In comparison to prior works, the framework is distinguished by the integration of ResNet50 and TVFlow with CNNs and LSTMs, enabling enhanced feature extraction and improved system performance. This approach allows for better representation of both spatial and temporal features while ensuring scalability and robustness. Consistent performance across diverse video datasets is demonstrated, making the framework suitable for real-world applications such as automated video management systems and query-driven content retrieval in large media archives. These advancements in scalability and robustness are key to addressing the challenges posed by large, heterogeneous video collections.
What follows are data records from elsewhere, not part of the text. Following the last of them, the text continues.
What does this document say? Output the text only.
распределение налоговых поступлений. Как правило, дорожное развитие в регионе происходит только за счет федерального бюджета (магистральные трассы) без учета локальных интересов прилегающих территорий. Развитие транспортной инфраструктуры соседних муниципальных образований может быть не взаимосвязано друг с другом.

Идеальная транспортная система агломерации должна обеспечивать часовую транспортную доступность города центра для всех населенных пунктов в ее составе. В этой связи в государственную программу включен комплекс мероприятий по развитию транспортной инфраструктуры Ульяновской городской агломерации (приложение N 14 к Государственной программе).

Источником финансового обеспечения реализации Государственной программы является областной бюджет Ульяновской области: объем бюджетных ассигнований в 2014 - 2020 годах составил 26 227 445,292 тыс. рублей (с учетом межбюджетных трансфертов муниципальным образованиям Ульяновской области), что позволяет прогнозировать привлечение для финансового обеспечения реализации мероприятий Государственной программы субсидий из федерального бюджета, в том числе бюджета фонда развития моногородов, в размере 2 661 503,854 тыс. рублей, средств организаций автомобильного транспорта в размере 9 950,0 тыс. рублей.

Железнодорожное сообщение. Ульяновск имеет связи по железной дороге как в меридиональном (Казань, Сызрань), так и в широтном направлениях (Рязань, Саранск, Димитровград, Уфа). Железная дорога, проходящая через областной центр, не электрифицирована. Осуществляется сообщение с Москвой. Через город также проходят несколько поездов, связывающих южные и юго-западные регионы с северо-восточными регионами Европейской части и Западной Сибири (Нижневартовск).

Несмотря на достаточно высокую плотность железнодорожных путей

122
The integration of CNNs, LSTMnetworks, ResNet50, and TVFlow in the proposed framework has been shown to significantly improve performance over traditional video summarization methods. The precision, recall, and F-score metrics on the YouTube dataset highlight that the proposed approach outperforms several recent methods in query-driven video summarization. This demonstrates the effectiveness of the method, particularly in handling large-scale datasets and providing more accurate and relevant video summaries. The results indicate that the approach holds significant potential for practical applications in large-scale content management systems where high precision and recall are critical for efficient video retrieval and summarization.
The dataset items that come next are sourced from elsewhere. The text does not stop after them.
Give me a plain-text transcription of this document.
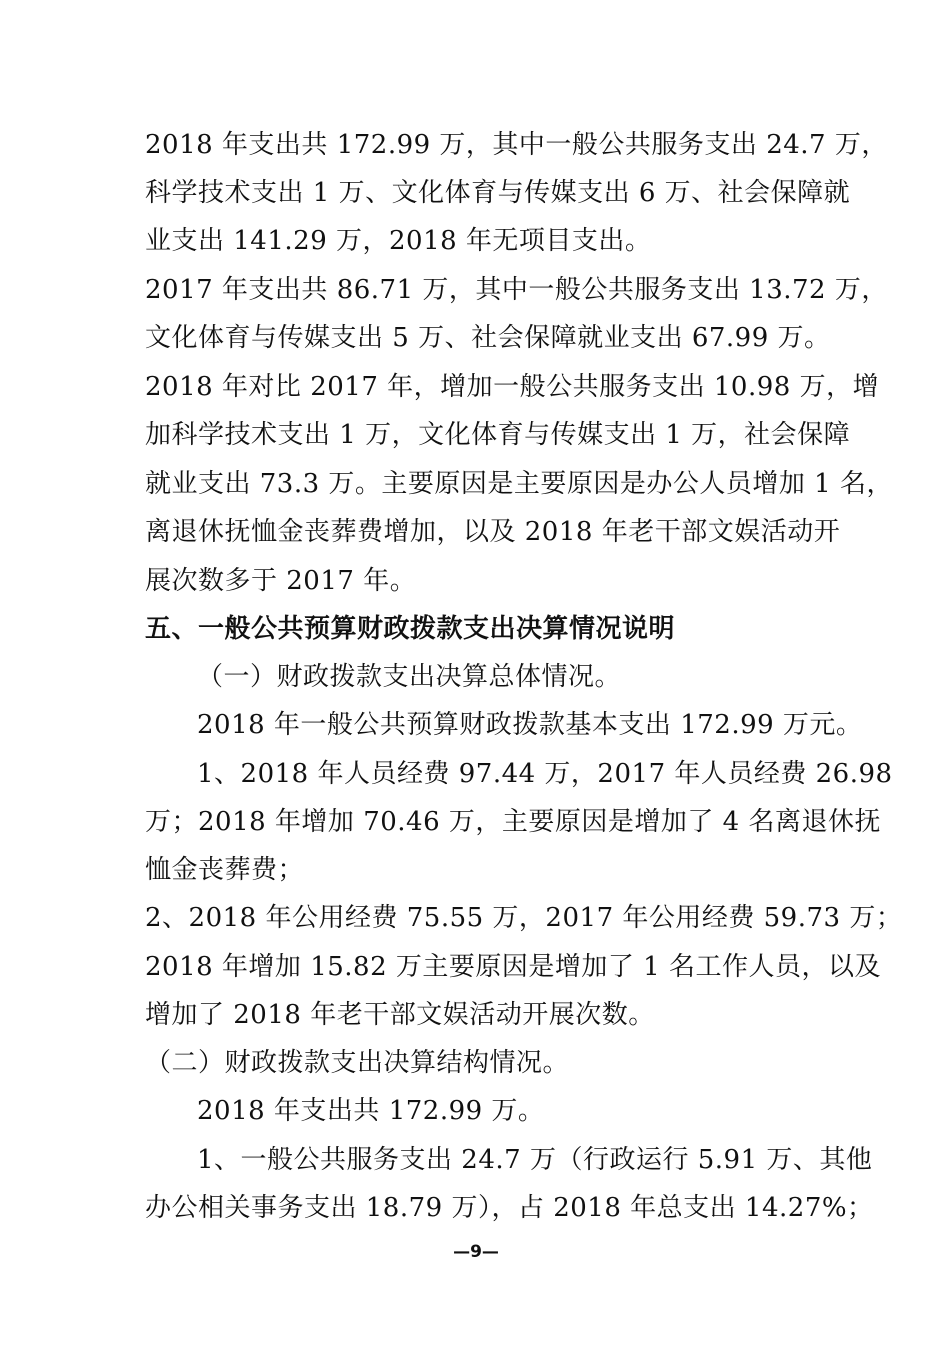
2018 年支出共 172.99 万，其中一般公共服务支出 24.7 万，
科学技术支出 1 万、文化体育与传媒支出 6 万、社会保障就
业支出 141.29 万，2018 年无项目支出。
2017 年支出共 86.71 万，其中一般公共服务支出 13.72 万，
文化体育与传媒支出 5 万、社会保障就业支出 67.99 万。
2018 年对比 2017 年，增加一般公共服务支出 10.98 万，增
加科学技术支出 1 万，文化体育与传媒支出 1 万，社会保障
就业支出 73.3 万。主要原因是主要原因是办公人员增加 1 名，
离退休抚恤金丧葬费增加，以及 2018 年老干部文娱活动开
展次数多于 2017 年。
五、一般公共预算财政拨款支出决算情况说明
（一）财政拨款支出决算总体情况。
2018 年一般公共预算财政拨款基本支出 172.99 万元。
1、2018 年人员经费 97.44 万，2017 年人员经费 26.98
万；2018 年增加 70.46 万，主要原因是增加了 4 名离退休抚
恤金丧葬费；
2、2018 年公用经费 75.55 万，2017 年公用经费 59.73 万；
2018 年增加 15.82 万主要原因是增加了 1 名工作人员，以及
增加了 2018 年老干部文娱活动开展次数。
（二）财政拨款支出决算结构情况。
2018 年支出共 172.99 万。
1、一般公共服务支出 24.7 万（行政运行 5.91 万、其他
办公相关事务支出 18.79 万），占 2018 年总支出 14.27%；
—9—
Table 7 presents a comparison of the F-score, precision, and recall metrics for various recent query-driven video summarization approaches, highlighting the superior performance of the proposed method.

Table 7 Performance comparison of query-driven video summarization methods.

The potential limitations of the proposed approach were considered and addressed in this study. Biases in query-driven summaries were minimized by testing the framework with a diverse set of queries, ensuring robustness across various contexts. While the integration of ResNet50 and TVFlow enhanced performance, it also increased computational requirements. To mitigate this, future work will explore the use of lightweight architectures, such as MobileNet or EfficientNet, and incorporate hardware-specific optimizations to reduce resource consumption. Additionally, the reliance on pre-trained models like ResNet50 was acknowledged, and future studies will focus on alternative feature extraction methods and fine-tuning strategies to enhance adaptability to domain-specific datasets. These considerations provide a foundation for further refinement and improvement of the approach.

Conclusion

The proposed research addresses the challenges posed by the overwhelming volume of online videos by developing a system that leverages machine learning techniques to generate personalized video summaries based on user-specific queries. The methodology integrates deep feature extraction using CNNs, LSTM networks, and models such as ResNet50 and TVFlow to enhance content search within large video databases. The system, evaluated on the YouTube dataset, demonstrated impressive performance with 89% precision, 78% recall, and 83% F-score, highlighting the effectiveness of personalized video summarization in improving multimedia content accessibility. This research establishes a solid foundation for the development of more efficient video content retrieval systems and underscores the need for continuous advancements in machine learning to keep pace with the exponential growth of video content on platforms like YouTube and social media. The successful integration of these models not only meets the demand for efficient multimedia access but also opens avenues for future enhancements, providing content tailored to individual user preferences.